Usado durante um mês por 31 adultos com deficiência visual que utilizam uma bengala longa, um cão-guia ou ambos, o dispositivo, quando ativado, reduziu as colisões em 37%, em comparação com o modo silencioso, quando estava desligado, sem que o usuário soubesse em que modo estava. Em um comunicado da universidade, a equipe responsável pelo projeto informou que pretendia fazer outro protótipo, com componentes menores e mais rápidos, testá-lo e submetê-lo à aprovação dos órgãos oficiais.
Um grupo de estudantes do Instituto de Tecnologia Ramaiah, em Bangalore, na Índia, trabalhando em conjunto com os alunos e professores da Associação Nacional para Cegos (NAV), adotou uma abordagem semelhante: um par de óculos, conectado por fio a um processador que pode ser guardado no bolso, com programas de inteligência artificial instalados nele. Apresentado em julho de 2023, o dispositivo óptico descreve objetos próximos e lê em voz alta textos de cartazes, placas de trânsito e livros. A equipe recebeu um prêmio de US$ 4.400 de um programa de apoio a projetos de engenharia mantido pela Universidade Purdue, dos Estados Unidos, para aprimorar o protótipo, já usado por cerca de 100 alunos do NAV. Similares aos indianos, óculos inteligentes já são produzidos nos Estados Unidos e no Reino Unido e custam o equivalente a R$ 30 mil.
À medida que avançarem, os dispositivos ópticos para caminhadas poderão reforçar os recursos que facilitam o dia a dia das pessoas com deficiência visual.
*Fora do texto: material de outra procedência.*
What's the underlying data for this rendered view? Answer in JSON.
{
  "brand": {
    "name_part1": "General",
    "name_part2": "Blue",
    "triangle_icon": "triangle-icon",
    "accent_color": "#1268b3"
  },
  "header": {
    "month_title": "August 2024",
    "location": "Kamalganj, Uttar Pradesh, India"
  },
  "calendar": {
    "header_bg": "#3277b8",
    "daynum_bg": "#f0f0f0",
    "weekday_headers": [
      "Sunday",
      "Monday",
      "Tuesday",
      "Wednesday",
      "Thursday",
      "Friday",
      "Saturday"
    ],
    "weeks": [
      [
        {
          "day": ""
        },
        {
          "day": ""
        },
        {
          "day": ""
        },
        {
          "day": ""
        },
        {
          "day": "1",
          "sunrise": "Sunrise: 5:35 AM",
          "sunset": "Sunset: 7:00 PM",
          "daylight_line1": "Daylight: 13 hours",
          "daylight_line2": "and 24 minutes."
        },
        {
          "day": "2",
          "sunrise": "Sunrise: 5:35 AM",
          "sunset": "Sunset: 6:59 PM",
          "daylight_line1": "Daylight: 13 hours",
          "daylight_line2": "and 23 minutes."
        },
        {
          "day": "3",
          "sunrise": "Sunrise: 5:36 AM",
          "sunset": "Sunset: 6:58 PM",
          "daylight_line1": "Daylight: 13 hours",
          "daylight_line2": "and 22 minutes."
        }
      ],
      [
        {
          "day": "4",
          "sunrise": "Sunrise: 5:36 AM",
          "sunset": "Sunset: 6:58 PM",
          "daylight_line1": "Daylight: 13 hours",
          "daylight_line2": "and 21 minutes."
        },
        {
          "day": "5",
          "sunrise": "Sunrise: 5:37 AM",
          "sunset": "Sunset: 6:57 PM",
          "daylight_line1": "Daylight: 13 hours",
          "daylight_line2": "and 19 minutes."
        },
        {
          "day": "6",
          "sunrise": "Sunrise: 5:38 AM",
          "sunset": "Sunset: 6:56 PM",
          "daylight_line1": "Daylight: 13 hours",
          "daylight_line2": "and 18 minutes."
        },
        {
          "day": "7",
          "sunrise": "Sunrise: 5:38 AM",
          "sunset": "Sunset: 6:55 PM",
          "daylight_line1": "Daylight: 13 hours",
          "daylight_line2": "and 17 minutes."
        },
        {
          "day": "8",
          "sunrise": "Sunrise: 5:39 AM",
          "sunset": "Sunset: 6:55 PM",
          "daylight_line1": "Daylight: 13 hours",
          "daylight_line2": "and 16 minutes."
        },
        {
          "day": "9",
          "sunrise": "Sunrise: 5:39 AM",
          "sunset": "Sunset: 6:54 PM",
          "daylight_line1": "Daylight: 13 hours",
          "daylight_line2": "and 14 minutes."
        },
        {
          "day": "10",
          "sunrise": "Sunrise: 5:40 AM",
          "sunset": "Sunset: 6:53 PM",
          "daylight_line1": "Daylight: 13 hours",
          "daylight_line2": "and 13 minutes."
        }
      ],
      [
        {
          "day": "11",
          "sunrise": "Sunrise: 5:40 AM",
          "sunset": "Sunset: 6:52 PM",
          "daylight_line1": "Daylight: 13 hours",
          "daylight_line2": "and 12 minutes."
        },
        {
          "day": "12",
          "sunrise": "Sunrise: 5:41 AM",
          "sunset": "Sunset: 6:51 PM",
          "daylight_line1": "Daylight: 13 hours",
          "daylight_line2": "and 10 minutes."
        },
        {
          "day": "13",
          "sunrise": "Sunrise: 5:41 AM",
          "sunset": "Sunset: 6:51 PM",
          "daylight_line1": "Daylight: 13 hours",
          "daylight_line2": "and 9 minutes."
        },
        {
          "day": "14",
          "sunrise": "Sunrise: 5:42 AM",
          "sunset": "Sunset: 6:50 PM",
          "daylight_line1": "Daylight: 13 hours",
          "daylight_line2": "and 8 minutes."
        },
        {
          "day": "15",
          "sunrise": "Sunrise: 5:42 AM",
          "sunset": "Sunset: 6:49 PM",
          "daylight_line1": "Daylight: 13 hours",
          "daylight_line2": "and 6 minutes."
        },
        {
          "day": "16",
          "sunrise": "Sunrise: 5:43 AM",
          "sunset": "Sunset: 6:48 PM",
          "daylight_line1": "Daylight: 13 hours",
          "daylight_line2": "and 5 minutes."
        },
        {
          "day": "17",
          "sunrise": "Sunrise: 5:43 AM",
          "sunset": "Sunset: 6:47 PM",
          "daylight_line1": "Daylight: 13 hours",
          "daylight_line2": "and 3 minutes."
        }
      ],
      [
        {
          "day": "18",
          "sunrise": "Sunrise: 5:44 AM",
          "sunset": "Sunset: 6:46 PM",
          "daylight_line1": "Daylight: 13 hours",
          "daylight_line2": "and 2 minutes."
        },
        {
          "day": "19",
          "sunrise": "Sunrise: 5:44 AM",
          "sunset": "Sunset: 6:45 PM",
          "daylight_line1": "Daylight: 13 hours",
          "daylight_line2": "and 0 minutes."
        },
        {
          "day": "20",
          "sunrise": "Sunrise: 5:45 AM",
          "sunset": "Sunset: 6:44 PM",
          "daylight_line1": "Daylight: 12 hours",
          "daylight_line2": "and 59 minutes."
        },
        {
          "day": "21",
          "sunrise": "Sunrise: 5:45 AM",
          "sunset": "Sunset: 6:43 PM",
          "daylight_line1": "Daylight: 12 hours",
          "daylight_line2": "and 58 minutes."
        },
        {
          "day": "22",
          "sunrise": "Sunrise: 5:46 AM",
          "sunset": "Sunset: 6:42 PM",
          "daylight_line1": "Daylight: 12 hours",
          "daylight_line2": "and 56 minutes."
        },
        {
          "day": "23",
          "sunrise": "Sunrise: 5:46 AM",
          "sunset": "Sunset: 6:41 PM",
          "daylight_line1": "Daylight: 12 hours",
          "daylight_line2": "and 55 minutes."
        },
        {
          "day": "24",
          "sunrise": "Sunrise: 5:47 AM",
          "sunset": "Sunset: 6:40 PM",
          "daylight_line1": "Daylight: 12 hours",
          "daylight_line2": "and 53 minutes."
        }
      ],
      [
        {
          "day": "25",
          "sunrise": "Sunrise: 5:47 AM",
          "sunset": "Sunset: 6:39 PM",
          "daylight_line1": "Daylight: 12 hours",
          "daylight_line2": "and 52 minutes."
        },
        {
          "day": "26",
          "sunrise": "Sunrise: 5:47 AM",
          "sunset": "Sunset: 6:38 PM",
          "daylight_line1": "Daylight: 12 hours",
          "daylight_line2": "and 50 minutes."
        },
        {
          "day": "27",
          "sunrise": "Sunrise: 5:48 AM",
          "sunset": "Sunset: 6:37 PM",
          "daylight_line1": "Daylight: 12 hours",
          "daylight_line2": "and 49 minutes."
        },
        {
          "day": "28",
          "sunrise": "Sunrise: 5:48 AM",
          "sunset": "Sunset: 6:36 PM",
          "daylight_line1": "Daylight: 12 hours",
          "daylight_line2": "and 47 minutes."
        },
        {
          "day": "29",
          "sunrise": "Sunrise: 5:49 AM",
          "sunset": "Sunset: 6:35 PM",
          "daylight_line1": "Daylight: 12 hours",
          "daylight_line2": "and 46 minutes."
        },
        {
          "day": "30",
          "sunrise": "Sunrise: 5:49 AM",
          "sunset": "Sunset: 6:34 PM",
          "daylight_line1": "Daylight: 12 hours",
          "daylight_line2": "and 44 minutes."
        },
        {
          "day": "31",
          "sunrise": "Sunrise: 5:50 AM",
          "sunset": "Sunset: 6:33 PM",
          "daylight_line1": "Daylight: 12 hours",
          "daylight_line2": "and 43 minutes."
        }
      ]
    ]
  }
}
Nos últimos anos, aumentou a oferta, com preços menores, de dispositivos como leitores de tela de computador e de celular, impressoras e teclados em braile para quem tem baixa visão e até um cão-guia robótico para cegos (ver Pesquisa FAPESP nos 314 e 348).
Outras novidades estão a caminho. A própria Darc, que fez um brinquedo para crianças cegas como trabalho de conclusão de sua graduação na Unesp, empenhou-se no desenvolvimento de materiais pedagógicos para uso em sala de aula, em conjunto com outros professores da FAU-USP, onde foi contratada em julho de 2024.
A reportagem acima foi publicada com o título “Olhos eletrônicos” na edição impressa nº 356, de outubro de 2025.
Projeto
Design aplicado à mobilidade de pessoas com deficiência visual: Uma proposta de pesquisa e inovação (nº 19/14438-4); Modalidade Bolsa de Doutorado; Pesquisador responsável Fausto Orsi Medola (Unesp); Bolsista Aline Darc Piculo dos Santos; Investimento R$ 184.881,97.
Artigos científicos
PUNDLIK, S. et al. Home-use evaluation of a wearable collision warning device for individuals with severe vision impairments: A randomized clinical trial. JAMA Ophthalmology. v. 139, n. 9. 22 jul. 2021.
SANTOS, A. D. P. dos et al. NavWear: design and evaluation of a wearable device for obstacle detection for blind and visually impaired people. Disability and Rehabilitation: Assistive Technology. 1-15. 18 mar. 2025.